VIE monitors the failure modes that precede gas formation: winding mechanical integrity through the Radial and Axial Winding Health Metrics, oil quality continuously through V2P and S2P without sampling, thermal behavior through Excess Heat Flux metrics at multiple sensor heights, and partial discharge patterns through vibration anomaly analysis. All five failure mode categories, continuously, on every transformer in the fleet simultaneously.
Online DGA covers one failure mode channel on the transformers it is installed on. VIE covers five failure mode channels on every transformer in the fleet.
Lab DGA Feeds Back Into VIE: This Is the Integration That Matters
Here is the argument that online DGA cannot make, and the one that changes how you should think about lab DGA entirely.
A lab DGA report, read in isolation, tells you the gas concentrations in one transformer's oil at one point in time. A domain expert studying that report can flag threshold crossings and characterize fault types. What the expert cannot do is combine that gas data with months of continuous vibration signatures, thermal profiles, oil quality trends, and local weather history for that specific transformer — and extract the patterns that sit beneath the threshold, in the data between the readings, where the real predictive signal lives.
VIE's AI does exactly that. Every lab DGA result that enters VIE's system is synergistically combined with the continuous data VIE has been collecting to generate insights that no expert could derive from the lab DGA data alone.

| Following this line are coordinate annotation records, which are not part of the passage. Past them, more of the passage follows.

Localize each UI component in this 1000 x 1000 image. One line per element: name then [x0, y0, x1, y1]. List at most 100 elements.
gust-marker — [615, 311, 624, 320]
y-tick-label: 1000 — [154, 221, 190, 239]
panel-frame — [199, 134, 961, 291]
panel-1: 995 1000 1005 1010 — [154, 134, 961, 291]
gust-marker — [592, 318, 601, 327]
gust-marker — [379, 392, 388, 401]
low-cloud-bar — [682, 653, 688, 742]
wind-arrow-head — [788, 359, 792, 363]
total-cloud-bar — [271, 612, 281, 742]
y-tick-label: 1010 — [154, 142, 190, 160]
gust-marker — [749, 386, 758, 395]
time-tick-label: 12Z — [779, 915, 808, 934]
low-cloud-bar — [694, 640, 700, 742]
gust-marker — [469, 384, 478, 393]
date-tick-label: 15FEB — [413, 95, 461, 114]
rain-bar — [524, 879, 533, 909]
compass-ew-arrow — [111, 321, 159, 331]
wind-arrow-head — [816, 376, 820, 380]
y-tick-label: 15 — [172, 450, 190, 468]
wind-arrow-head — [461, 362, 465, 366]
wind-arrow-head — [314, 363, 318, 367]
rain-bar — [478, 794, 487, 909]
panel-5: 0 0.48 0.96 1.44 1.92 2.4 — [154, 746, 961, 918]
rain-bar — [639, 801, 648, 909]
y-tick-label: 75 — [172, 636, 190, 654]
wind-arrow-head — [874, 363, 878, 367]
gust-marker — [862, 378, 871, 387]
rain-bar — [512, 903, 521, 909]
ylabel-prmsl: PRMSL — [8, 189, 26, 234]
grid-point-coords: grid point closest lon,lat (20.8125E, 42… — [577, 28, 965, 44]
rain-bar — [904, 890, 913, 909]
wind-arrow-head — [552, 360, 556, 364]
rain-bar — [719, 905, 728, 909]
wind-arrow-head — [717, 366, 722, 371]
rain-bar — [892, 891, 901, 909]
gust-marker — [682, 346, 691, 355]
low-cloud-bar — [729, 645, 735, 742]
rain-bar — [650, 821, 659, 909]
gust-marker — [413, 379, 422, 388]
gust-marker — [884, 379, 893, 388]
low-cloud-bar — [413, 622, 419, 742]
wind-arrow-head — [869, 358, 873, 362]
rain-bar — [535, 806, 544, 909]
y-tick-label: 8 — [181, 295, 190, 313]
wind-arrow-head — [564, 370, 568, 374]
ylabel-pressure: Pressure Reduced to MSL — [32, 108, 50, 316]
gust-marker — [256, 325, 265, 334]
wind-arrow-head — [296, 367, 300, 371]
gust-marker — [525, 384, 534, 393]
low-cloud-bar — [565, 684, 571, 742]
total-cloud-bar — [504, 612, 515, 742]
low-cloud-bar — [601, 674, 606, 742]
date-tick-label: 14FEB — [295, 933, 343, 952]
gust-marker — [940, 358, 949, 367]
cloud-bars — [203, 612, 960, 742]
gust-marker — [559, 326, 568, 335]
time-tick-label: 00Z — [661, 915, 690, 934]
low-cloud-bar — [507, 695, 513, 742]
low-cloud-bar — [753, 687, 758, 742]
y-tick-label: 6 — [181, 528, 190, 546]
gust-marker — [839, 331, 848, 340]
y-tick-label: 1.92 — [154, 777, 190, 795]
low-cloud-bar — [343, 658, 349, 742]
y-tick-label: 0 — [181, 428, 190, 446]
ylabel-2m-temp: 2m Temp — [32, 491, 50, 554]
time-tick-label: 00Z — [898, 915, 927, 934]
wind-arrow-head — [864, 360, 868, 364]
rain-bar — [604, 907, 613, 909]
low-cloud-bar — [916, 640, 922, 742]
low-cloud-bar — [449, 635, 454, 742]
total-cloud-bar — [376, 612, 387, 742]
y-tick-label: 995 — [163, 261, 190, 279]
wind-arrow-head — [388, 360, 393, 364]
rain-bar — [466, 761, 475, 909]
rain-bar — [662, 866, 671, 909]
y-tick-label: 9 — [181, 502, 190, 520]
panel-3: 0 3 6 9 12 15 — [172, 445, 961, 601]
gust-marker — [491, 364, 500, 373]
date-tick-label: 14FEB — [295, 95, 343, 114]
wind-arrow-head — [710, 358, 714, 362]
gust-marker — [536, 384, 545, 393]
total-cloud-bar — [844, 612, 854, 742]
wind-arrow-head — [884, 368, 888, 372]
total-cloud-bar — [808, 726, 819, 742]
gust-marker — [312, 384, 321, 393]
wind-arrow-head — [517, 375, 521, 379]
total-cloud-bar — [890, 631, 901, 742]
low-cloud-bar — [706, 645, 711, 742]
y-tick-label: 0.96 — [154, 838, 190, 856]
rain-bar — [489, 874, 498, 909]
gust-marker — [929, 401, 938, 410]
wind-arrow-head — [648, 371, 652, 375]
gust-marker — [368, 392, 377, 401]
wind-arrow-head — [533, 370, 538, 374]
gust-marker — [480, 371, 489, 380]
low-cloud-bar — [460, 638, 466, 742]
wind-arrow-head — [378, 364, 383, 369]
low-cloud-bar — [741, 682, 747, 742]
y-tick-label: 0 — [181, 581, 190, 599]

The AI identifies correlations across multiple data streams simultaneously: rising vibration amplitude and a specific gas ratio trending together, a thermal pattern shifting in the weeks before a lab test flags a change, weather-driven load stress appearing in the vibration signature before it registers in the chemistry. These are not relationships a human analyst can reliably detect by looking at a gas report. They are relationships VIE's AI was built to find.
And the model gets more accurate with every additional data point. Each lab DGA result tightens VIE's understanding of that specific transformer. The accuracy of predictions compounds. The second year of monitoring is more precise than the first because VIE has a year of lab results, field observations, and continuous sensor data to build on. The third year is more precise than the second.

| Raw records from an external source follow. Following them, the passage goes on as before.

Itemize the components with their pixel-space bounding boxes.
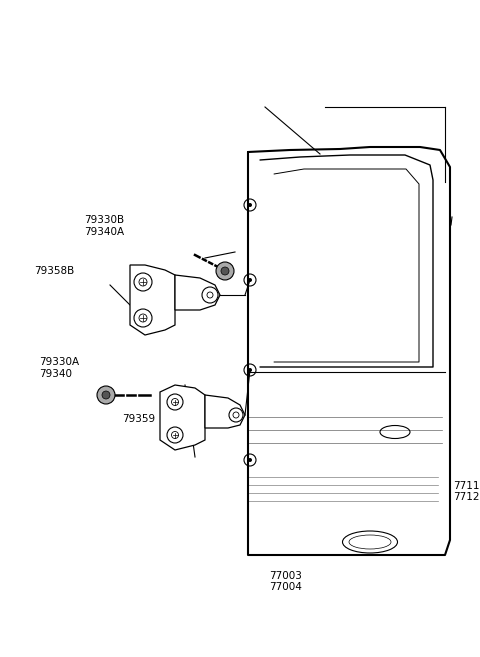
Circle shape	[216, 262, 234, 280]
Circle shape	[167, 427, 183, 443]
Circle shape	[167, 394, 183, 410]
Text: 77003
77004: 77003 77004	[269, 571, 302, 592]
Circle shape	[248, 368, 252, 372]
Circle shape	[248, 278, 252, 282]
Circle shape	[248, 203, 252, 207]
Circle shape	[97, 386, 115, 404]
Polygon shape	[160, 385, 205, 450]
Text: 79358B: 79358B	[35, 266, 75, 277]
Circle shape	[229, 408, 243, 422]
Circle shape	[134, 273, 152, 291]
Text: 79330B
79340A: 79330B 79340A	[84, 215, 125, 237]
Polygon shape	[175, 275, 220, 310]
Circle shape	[102, 391, 110, 399]
Circle shape	[221, 267, 229, 275]
Circle shape	[134, 309, 152, 327]
Text: 77111
77121: 77111 77121	[454, 481, 480, 502]
Circle shape	[202, 287, 218, 303]
Text: 79330A
79340: 79330A 79340	[39, 357, 80, 378]
Circle shape	[248, 458, 252, 462]
Text: 79359: 79359	[122, 414, 156, 424]
Polygon shape	[130, 265, 175, 335]
Polygon shape	[205, 395, 245, 428]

Online DGA produces gas concentration data on the transformers it is installed on. It does not account for weather or load changes, the two most important variables impacting a transformer's health. It does not update its model when new information arrives. It does not learn from MEGGER results, field observations, or inspection findings. VIE integrates all of it, continuously, across the entire fleet.
That is not two monitoring programs running in parallel. That is an intelligence system that outgrows the limitations of any single data source.
The Operational Math
Online DGA: $8,000 to $30,000 per unit installed, $500 to $1,500 per year in maintenance. Covers one transformer. Invasive. Threshold-based. Does not scale. Does not learn.

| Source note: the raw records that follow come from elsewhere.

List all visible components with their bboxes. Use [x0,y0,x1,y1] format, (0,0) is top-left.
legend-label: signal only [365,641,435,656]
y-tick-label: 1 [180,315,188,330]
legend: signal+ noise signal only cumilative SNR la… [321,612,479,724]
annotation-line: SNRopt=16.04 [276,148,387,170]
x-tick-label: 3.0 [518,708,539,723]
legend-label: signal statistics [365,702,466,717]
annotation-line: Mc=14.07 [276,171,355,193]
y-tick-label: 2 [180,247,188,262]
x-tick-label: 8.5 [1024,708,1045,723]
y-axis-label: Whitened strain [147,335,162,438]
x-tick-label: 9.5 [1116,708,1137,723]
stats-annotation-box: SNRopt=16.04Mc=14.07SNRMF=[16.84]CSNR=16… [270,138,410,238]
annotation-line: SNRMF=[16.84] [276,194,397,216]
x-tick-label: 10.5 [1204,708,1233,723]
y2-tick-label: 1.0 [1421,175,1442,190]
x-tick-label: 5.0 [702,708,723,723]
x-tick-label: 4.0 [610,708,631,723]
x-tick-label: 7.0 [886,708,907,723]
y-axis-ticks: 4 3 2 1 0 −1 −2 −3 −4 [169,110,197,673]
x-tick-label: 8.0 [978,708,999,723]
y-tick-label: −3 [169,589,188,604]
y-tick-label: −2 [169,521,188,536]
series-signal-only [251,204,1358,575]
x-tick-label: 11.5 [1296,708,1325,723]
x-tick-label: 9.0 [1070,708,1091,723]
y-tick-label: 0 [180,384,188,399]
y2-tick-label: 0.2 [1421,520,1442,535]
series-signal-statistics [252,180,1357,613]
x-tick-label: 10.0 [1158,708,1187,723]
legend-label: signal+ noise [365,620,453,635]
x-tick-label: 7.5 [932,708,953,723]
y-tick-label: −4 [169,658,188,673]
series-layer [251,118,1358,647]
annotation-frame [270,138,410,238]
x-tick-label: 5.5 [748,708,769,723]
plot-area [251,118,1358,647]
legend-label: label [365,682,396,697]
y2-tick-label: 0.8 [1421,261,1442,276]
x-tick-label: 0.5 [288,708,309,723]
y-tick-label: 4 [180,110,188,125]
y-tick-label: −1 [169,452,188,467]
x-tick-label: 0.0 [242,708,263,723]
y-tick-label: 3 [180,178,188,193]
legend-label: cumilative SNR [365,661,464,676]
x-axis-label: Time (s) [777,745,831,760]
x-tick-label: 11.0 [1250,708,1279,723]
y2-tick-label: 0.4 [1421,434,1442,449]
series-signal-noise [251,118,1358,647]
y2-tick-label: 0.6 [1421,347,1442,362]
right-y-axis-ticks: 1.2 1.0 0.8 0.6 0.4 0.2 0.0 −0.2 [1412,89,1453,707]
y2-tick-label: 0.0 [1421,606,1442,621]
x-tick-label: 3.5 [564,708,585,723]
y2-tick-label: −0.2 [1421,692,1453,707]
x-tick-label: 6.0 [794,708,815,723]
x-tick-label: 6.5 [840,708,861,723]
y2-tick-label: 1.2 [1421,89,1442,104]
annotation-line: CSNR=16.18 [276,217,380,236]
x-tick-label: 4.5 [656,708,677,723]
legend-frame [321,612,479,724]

VIE: Non-invasive. Fleet-wide. Autonomous. All five failure mode categories, continuously. Lab DGA run on VIE's asset-specific recommendation, at $150 to $400 per sample, targets the assets that need it, and every result makes VIE's next prediction sharper.
The question is not whether online DGA is useful in isolation. It is whether an invasive, point-solution, threshold-based program deployed on a fraction of the fleet produces more fleet intelligence than VIE plus targeted lab DGA across the entire fleet.
The answer is not complicated. The assets that fail unexpectedly are rarely the ones that were being watched. And with online DGA, most of the fleet is not being watched at all.